Right or wrong, they likely blame you as The Other Woman who is responsible for the divorce and the tangible reason for all of the turmoil in their lives.
If you’ve been paying attention to the news at all, you’ll see that teens are NOT OKAY right now and your boyfriend is absolutely correct to not force a relationship with you on his kids. He sounds like he’s being a good dad – spending time with his kids, meeting them where they are and trying to be a source of support and stability during a hard time in their lives.
And while it may sting that they don’t want anything to do with you right now, the only thing you’ll accomplish be trying to force it is more anger and resentment. So take a big old step back here and enjoy your relationship as it is. His kids know about you. Obviously. And when they want to meet you, they’ll let their dad know. This is not your relationship to control.
Also, stop trashing these kids’ mother. Blaming her for them not wanting to meet you isn’t helping your cause in the slightest.
Also, also, you’ve met his family via video chat. During a pandemic. That may well be all they’ve been willing to do since some folks do still care about getting Covid. Same for his long distance friends. Lots of things got weird during the pandemic and it’s not all back to normal. Just…slow your roll here.
Yep, I agree with everything Miss MJ said. To be frank, you’re lucky his kids don’t actively hate you – or, at least, it’s not communicated to you that they hate you – after their father left them for you. How can you not see it from their perspective? Their dad met you while still married to their mom and living with all of them and within months, he left them and moved in with you (during a 6-month time period when kids couldn’t even go to school, somehow their dad managed to meet someone, fall in love, and blow up his family’s life; almost impressive). They deserve allll the time they need to process your existence and your role in the upheaval of their lives. If you need their acceptance of you in order to feel your boyfriend’s commitment to you, maybe you shouldn’t have moved in with him until you could get that. Same with the friends (especially if they are also friends with your boyfriend’s ex-wife, whom he left for you).
Perhaps I misunderstood your letter and your boyfriend’s marriage was already over before he met you and he had already moved out, but reading between the lines, it doesn’t seem that that’s the case. Please correct me if I’m wrong. Though my advice was essentially be the same: let the kids have all the time they need to be ok with meeting you.

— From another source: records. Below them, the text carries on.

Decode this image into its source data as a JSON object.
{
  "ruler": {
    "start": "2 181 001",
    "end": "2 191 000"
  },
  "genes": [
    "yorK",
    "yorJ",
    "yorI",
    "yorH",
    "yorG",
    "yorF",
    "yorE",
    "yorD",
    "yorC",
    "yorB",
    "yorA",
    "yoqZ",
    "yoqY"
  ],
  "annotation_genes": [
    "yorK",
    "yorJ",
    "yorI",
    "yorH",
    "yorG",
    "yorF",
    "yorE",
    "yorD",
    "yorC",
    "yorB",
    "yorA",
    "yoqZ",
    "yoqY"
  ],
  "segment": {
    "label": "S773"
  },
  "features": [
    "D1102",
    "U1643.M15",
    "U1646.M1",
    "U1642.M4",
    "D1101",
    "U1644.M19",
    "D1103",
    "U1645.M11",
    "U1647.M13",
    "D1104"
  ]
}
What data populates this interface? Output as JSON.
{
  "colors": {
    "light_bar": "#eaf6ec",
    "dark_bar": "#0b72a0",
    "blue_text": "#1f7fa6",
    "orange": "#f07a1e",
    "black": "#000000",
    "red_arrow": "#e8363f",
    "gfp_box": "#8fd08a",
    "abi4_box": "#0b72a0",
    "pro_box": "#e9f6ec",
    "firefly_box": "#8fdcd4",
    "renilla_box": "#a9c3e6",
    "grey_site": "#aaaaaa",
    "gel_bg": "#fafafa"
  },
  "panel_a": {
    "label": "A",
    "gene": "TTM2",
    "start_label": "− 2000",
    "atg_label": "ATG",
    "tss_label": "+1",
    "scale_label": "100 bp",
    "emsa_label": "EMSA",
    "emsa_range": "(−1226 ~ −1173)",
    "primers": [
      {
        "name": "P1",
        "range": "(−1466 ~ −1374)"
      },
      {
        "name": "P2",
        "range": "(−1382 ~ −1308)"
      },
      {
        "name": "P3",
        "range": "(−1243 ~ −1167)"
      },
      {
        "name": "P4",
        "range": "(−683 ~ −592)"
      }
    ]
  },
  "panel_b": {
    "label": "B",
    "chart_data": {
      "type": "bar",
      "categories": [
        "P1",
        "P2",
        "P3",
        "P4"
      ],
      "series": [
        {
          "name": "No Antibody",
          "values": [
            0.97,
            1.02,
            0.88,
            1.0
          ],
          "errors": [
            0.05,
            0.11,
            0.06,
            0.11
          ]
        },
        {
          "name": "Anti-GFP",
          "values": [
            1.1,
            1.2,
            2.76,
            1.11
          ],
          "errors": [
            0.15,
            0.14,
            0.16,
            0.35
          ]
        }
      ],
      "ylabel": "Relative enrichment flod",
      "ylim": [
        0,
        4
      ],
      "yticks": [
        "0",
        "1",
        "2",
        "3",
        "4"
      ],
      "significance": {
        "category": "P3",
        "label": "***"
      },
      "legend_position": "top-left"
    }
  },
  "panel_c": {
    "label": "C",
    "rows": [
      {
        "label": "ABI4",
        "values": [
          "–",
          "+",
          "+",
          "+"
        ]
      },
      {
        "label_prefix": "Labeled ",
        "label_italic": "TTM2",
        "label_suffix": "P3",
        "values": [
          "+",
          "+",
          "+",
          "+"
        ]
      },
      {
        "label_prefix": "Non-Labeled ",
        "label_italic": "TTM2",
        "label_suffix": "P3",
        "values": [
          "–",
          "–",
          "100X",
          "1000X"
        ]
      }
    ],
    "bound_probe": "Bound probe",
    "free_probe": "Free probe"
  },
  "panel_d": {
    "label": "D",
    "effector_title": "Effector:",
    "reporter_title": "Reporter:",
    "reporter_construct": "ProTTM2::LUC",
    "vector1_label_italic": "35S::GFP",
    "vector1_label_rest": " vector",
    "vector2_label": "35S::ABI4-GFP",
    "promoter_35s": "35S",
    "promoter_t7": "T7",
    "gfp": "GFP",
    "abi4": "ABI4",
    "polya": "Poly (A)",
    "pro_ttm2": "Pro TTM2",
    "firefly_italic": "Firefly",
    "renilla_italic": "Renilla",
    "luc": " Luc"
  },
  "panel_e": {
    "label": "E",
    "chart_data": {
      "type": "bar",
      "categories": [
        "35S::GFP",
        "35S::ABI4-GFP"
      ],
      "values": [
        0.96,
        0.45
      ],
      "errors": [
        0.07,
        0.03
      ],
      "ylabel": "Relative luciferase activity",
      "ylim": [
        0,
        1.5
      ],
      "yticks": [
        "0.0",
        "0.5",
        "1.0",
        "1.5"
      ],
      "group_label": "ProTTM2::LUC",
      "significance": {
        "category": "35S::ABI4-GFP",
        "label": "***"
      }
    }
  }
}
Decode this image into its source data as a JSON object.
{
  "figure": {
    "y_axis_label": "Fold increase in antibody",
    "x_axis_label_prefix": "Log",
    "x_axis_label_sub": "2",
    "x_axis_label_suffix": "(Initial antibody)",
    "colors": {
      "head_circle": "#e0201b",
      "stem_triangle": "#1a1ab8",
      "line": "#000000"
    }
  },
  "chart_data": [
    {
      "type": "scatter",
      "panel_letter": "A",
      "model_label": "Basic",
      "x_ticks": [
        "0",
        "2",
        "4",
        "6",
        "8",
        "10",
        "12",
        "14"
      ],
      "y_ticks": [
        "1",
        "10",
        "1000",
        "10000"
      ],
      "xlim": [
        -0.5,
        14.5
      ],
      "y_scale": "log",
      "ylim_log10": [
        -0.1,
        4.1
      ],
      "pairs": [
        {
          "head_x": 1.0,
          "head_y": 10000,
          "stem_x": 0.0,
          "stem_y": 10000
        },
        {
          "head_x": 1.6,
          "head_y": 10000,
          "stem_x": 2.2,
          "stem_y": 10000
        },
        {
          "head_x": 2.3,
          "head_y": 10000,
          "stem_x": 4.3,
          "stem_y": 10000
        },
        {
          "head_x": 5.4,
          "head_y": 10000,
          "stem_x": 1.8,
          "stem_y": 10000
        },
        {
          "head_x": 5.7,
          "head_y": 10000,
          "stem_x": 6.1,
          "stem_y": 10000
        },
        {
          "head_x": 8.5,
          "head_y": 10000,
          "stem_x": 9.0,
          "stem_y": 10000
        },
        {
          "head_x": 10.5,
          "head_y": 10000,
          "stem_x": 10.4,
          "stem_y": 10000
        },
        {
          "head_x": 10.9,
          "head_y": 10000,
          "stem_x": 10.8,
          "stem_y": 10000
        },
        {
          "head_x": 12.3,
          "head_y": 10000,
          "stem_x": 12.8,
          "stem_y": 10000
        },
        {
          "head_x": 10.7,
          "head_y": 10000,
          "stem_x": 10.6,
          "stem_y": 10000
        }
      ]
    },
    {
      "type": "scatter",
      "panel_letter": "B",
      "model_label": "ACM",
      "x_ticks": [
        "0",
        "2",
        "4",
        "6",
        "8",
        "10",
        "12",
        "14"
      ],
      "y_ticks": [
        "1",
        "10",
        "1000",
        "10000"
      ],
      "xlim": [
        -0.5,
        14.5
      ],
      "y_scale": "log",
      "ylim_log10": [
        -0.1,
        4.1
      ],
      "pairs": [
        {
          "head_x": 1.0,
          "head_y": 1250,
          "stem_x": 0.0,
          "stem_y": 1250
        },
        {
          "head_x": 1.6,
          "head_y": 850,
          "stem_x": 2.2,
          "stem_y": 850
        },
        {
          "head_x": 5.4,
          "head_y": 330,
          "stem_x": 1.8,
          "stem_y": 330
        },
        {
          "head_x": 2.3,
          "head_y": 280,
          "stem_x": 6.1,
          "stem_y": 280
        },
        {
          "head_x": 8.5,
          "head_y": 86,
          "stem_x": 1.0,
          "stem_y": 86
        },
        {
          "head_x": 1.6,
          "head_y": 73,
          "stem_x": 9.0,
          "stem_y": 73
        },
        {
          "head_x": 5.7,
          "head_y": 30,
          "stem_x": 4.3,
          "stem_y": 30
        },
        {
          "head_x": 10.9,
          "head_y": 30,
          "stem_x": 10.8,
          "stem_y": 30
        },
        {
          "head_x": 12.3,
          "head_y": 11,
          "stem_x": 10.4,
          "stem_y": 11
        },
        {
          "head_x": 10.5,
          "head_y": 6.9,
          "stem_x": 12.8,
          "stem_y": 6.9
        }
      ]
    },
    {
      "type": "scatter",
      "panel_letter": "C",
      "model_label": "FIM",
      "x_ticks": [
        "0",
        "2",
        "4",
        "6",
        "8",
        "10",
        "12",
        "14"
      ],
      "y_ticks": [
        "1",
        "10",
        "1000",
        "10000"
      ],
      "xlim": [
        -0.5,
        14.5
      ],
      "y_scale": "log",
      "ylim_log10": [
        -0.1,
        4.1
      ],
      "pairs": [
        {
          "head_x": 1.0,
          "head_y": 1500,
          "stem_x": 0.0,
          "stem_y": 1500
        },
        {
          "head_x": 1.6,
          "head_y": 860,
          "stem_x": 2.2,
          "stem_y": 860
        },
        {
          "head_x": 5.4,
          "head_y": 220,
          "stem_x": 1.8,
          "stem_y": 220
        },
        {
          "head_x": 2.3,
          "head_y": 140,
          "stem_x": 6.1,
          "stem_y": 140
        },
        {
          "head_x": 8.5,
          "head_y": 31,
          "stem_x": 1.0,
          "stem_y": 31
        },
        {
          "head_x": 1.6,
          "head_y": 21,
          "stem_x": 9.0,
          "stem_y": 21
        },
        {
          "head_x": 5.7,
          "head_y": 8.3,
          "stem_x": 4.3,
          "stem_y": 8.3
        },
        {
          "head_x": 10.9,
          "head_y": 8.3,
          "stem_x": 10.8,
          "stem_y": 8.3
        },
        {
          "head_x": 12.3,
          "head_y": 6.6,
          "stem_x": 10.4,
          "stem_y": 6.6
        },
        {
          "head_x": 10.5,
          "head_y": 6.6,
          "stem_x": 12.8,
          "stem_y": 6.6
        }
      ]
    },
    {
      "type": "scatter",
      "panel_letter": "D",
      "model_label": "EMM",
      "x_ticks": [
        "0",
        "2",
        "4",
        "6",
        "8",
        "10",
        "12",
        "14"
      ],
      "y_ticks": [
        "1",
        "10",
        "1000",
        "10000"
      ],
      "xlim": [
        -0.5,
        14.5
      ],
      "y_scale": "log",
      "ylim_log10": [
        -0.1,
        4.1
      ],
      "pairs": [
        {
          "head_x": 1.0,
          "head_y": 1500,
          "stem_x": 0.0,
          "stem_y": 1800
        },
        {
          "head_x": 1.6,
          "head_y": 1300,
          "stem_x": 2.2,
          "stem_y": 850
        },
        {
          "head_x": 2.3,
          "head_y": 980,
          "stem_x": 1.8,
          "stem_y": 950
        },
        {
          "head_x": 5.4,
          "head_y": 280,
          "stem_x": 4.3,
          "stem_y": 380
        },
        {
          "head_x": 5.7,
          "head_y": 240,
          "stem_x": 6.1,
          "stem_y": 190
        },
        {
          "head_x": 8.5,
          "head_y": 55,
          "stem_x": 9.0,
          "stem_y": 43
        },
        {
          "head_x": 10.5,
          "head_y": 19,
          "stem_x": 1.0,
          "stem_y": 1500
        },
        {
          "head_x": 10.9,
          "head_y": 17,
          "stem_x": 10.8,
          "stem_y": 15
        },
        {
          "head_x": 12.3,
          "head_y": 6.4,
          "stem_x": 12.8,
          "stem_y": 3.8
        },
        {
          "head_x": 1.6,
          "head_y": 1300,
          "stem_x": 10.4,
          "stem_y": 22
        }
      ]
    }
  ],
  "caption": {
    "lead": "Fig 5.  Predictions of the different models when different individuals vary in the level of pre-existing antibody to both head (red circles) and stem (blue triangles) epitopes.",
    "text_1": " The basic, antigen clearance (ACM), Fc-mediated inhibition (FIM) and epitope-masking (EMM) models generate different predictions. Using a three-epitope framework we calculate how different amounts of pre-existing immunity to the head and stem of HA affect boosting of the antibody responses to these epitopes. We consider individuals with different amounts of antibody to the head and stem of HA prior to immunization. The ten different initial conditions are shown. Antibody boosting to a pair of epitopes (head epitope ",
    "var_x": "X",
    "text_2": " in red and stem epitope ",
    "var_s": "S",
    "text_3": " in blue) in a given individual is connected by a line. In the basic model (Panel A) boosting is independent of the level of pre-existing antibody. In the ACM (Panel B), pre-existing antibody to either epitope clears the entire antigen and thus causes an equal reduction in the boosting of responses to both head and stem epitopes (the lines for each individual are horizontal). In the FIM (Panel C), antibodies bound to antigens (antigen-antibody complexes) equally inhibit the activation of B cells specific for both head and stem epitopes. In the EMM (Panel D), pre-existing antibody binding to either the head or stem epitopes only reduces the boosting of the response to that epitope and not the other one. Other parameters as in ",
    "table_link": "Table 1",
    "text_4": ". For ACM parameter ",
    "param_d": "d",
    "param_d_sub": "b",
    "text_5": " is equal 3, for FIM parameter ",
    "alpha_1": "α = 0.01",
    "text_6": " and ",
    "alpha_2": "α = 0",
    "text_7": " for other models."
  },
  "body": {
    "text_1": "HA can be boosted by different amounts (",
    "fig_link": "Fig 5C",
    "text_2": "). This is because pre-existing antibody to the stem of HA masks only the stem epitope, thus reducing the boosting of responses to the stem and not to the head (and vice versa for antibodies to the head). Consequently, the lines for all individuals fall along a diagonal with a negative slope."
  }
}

Pushing this before they’re ready will backfire.LMGuest
Hi , I am responding back about “Don”. His marriage was already over and his ex told him to move out. He was in process of looking for an apartment,,,, then the COVID hit. So he stayed with them. We met through match.com. I was living with my sister at that time after the divorce . After few months, I had to find a place of my own as my one year with my sister was up. “ Don” told me that we should live together and look for a place together. So I agreed. It was all his idea ,,, I had nothing to do with it or break up his family. I have been very patient with him and his kids. No anger just being concerned . Good news!!! He told me last weekend, his ex told Don that he can have the kids for two weeks for vacation and gave permission for kids to meet me!!! It is finally happening now. We are thrilled!